Lately, new research projects, such as European Research Council (ERC) funded project ScattererID, have introduced the paradigm of RF communication system based on chipless labels, where new useful functionalities can be added. With comparable costs to a barcode, these labels should stand out by providing more functionalities than the optical approach. The objective of ScattererID project is to show that it is possible to associate the chipless label ID with other features like the ability to write and rewrite the information, to associate an ID with a sensor function and to associate an ID with gesture recognition.
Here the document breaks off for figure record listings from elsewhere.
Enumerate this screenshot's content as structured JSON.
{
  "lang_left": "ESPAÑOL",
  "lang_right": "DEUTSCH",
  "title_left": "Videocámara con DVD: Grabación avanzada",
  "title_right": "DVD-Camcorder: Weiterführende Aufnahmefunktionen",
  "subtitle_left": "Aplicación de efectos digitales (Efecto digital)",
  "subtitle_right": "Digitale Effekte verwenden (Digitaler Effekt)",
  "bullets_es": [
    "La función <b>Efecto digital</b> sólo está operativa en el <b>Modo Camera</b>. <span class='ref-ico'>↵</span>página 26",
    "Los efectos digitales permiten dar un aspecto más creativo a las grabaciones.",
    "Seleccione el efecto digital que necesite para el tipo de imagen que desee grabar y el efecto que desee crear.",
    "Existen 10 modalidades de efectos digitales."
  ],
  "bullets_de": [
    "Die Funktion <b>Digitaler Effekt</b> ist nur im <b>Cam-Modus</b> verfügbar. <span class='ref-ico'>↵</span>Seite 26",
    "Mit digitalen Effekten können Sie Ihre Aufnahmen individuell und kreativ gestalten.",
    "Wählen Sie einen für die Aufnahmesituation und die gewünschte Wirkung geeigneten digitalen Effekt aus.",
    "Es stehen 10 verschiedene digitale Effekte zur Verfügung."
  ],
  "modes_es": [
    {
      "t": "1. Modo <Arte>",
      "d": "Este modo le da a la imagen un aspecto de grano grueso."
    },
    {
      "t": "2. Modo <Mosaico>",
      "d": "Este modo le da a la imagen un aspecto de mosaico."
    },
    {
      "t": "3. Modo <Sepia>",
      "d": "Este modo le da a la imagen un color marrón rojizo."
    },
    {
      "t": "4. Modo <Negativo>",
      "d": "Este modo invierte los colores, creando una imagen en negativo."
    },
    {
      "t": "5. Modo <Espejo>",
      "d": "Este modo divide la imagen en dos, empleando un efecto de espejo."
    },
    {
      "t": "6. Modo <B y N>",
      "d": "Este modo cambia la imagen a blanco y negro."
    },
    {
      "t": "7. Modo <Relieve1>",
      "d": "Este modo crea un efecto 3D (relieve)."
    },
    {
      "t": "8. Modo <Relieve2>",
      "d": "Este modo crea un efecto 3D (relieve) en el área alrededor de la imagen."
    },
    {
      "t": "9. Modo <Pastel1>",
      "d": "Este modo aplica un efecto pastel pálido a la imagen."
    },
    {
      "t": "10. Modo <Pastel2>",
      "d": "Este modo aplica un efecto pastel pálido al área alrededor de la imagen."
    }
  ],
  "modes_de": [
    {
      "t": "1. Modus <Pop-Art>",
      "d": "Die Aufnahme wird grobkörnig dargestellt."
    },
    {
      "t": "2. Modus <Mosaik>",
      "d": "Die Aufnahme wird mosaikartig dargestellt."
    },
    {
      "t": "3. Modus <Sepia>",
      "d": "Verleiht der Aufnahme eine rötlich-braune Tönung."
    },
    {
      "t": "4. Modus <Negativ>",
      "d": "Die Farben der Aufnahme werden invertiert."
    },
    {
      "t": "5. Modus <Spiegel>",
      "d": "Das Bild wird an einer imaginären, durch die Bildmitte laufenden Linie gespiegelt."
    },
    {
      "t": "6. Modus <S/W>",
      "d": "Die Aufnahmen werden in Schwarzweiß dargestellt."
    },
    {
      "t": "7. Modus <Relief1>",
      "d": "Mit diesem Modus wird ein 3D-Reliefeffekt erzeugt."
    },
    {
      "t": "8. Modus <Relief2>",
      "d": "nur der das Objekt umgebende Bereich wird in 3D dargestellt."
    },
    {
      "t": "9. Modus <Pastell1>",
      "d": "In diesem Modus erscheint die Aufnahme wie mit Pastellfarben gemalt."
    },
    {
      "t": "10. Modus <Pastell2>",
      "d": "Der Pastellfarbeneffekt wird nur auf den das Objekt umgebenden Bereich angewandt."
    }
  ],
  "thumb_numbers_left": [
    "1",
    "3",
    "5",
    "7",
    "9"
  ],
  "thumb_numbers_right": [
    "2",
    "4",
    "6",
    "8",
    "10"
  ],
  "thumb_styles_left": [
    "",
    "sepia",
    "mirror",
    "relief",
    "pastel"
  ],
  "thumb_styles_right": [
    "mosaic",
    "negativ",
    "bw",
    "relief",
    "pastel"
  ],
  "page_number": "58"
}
The possibility of designing reconfigurable and low cost tags involves the development of original approaches at the forefront of progress, like the use of CBRAM from microelectronics, allowing to achieve reconfigurable elements based on Nano-switches.

In addition to reconfigurable concepts, further advances have focused on increasing data density and integrating sensing functionality within a single chipless RFID tag. Rather et al. proposed a novel design methodology enabling high data encoding capacity of up to 18 bits within a compact tag size of approximately 4.8 cm, while simultaneously incorporating sensing capability on the same structure. The methodology employs depolarizing tag configurations and optimized resonator geometries to achieve high spectral efficiency and robust performance, representing one of the highest reported bit densities achieved in conjunction with sensing mechanisms operating within similar frequency bands.